While orders last month were the third highest on record, the annual growth rate was slower compared with 18.1 percent in February and 16.9 percent in January, the ministry’s tallies showed.
“The slower growth pace can be attributed to the NT dollar’s appreciation,” Huang Ji-shih (黃吉實), director of the ministry’s Department of Statistics, said at a press briefing yesterday.
Huang said that a stronger NT dollar had a stronger impact on orders from the US and Europe, but did not greatly affect orders from China.
The NT dollar has appreciated 6.63 percent against the US dollar so far this year.
Demand for Taiwanese products from Hong Kong (including China) and Japan was especially strong last month, as export orders from the former grew at an annual pace of 21.7 percent to US$8.7 billion and those from the latter increased 12.29 percent to US$3.14 billion last month, the ministry’s data showed.

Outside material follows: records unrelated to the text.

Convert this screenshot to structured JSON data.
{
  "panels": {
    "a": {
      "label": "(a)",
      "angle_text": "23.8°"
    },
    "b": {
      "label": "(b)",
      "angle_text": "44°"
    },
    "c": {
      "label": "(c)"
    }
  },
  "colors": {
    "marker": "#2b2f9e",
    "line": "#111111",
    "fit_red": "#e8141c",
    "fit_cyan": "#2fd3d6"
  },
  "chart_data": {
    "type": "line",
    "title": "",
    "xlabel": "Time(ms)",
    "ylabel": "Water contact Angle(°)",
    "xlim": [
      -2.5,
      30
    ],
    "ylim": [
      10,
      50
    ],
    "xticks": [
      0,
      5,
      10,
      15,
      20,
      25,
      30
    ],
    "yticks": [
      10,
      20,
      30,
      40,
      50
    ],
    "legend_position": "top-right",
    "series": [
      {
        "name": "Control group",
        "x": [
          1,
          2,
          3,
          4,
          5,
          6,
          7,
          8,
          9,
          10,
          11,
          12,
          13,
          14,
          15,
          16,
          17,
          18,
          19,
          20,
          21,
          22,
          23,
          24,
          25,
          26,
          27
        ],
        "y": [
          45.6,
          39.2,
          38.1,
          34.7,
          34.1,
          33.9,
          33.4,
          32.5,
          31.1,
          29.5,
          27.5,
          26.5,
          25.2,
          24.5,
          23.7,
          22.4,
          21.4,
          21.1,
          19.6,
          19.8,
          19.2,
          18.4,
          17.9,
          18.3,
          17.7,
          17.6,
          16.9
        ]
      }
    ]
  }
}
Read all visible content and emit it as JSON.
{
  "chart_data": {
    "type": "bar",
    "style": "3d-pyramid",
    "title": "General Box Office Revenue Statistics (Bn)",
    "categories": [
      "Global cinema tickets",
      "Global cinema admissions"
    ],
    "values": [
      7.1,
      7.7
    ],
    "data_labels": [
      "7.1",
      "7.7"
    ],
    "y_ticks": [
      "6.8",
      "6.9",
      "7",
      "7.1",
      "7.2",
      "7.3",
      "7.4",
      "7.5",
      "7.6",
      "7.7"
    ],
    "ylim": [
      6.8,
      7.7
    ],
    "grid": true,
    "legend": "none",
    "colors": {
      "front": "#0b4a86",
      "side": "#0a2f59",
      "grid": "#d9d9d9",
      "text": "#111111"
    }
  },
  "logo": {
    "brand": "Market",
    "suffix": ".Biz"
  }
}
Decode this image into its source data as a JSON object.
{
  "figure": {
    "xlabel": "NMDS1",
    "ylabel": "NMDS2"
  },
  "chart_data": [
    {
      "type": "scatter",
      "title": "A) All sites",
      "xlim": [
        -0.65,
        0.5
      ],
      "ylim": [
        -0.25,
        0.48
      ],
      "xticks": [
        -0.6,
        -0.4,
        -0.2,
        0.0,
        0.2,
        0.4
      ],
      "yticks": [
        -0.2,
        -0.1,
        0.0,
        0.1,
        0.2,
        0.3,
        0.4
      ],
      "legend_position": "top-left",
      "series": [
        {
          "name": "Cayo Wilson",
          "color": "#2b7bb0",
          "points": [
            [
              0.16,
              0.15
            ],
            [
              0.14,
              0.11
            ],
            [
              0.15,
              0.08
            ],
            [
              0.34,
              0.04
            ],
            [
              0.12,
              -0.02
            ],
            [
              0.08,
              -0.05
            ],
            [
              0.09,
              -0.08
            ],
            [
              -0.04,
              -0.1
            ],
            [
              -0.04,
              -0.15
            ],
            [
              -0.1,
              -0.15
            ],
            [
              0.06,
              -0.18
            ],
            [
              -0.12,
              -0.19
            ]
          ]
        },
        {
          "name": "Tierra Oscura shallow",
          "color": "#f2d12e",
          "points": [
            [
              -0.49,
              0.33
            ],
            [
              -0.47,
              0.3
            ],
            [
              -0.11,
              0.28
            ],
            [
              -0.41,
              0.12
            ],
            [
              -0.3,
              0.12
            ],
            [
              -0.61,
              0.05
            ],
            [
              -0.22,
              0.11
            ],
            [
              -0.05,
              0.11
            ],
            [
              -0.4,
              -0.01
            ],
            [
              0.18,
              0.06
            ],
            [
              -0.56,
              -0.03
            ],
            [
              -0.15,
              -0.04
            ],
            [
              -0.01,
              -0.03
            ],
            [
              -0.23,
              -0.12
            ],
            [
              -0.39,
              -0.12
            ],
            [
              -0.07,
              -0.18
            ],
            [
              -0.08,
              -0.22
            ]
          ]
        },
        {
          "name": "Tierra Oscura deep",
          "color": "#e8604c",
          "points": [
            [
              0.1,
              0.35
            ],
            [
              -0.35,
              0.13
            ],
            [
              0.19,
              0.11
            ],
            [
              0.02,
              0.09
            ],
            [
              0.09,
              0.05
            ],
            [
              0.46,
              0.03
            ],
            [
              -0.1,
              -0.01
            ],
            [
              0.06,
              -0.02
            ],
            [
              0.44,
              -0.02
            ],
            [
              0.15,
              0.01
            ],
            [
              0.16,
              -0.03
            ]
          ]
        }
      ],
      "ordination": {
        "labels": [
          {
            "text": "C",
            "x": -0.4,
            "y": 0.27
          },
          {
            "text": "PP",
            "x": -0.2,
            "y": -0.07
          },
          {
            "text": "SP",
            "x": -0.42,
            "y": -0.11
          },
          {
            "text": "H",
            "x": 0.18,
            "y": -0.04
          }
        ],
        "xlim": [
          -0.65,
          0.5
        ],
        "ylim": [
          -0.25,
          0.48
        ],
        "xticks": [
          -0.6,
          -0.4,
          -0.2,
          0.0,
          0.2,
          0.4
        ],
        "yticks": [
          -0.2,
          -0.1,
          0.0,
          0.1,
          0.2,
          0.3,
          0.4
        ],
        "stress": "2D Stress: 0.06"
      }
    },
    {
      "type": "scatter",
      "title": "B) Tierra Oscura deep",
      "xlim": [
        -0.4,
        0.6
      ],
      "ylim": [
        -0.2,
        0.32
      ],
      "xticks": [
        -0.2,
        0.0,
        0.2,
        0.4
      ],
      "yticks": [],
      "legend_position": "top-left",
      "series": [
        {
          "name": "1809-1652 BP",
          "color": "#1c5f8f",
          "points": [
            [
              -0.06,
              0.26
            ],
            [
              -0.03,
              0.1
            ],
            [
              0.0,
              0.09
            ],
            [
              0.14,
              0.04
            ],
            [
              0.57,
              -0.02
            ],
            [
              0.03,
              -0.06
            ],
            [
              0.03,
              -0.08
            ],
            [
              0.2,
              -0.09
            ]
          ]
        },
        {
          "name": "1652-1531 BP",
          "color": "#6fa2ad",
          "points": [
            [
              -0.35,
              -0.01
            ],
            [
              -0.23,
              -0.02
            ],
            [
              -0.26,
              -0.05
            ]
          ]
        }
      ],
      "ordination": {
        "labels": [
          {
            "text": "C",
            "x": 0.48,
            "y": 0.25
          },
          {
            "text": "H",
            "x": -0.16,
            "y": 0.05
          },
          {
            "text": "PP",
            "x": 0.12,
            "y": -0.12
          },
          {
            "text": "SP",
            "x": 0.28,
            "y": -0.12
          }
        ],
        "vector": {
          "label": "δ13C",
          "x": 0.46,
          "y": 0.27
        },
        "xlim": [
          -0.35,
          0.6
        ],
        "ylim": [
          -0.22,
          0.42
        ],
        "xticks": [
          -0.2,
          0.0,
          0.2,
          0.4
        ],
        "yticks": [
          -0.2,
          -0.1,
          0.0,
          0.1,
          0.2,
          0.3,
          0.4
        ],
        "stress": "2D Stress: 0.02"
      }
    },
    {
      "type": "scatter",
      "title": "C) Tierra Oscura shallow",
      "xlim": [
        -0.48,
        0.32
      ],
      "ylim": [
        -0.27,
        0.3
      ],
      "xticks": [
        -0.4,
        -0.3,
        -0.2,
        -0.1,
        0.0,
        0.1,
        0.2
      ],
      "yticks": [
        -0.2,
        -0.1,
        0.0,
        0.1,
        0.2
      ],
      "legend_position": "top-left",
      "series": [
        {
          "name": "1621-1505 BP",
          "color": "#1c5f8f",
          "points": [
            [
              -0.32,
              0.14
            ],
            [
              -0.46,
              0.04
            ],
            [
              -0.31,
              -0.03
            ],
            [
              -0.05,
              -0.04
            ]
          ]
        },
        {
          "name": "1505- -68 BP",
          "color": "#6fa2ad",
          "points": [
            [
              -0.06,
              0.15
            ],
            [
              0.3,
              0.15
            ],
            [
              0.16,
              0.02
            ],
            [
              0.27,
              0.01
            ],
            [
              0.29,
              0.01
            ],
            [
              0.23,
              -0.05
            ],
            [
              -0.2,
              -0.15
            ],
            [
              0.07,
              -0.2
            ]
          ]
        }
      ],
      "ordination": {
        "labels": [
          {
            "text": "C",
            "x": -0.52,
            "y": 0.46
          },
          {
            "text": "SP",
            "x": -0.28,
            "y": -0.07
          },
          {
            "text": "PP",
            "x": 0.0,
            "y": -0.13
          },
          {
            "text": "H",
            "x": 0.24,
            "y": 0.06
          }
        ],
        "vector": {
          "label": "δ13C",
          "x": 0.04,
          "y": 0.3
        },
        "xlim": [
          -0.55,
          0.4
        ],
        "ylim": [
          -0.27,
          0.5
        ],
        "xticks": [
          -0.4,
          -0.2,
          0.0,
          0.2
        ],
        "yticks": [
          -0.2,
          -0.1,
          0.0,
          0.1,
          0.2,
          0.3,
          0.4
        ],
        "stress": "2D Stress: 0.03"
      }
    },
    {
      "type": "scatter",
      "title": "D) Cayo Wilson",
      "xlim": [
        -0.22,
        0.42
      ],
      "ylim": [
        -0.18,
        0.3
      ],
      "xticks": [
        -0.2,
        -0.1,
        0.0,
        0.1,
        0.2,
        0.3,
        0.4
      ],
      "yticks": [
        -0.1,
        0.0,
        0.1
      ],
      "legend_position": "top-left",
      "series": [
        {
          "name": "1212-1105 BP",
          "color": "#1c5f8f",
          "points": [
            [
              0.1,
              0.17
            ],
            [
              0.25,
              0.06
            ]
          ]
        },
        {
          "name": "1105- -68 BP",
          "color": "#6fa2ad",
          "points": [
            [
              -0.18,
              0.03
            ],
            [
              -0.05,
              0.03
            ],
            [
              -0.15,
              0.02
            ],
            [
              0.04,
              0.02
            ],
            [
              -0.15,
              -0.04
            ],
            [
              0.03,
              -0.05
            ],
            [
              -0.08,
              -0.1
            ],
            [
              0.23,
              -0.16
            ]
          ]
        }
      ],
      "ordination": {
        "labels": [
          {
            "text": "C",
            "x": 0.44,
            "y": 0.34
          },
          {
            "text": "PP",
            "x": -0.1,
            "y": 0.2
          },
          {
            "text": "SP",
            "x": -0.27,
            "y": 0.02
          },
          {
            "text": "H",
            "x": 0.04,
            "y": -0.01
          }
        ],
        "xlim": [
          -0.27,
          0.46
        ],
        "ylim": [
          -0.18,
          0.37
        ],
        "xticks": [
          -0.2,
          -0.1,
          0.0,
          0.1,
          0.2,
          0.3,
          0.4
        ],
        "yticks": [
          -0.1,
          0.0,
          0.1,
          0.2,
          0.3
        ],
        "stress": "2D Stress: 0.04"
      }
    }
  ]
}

Orders from the US totaled US$7.33 billion last month, up 5.2 percent from a year earlier, the ministry said.
In the first three months of the year, export orders reached US$87.8 billion, up 15.7 percent from the same period a year earlier, it said.
The ministry also said yesterday that industrial output last month rose 8.3 percent year-on-year, compared with an annual rise of 15.2 percent in February and an increase of 12.3 percent in January.
Overall, last month’s 12.8 percent annual growth in export orders and 8.3 percent annual increase in industrial output were all lower than the forecasts of Citi Investment Research economist Cheng Cheng-mount (鄭貞茂).
Cheng said that emerging market demand was the main driver of export orders.
However, the data still “showed a tug-of-war between weakening industrial country demand and the resilient emerging market demand,” he wrote in the note.
“Going forward, we still expect growth momentum to slow, on deepening US economic slowdown,” he said.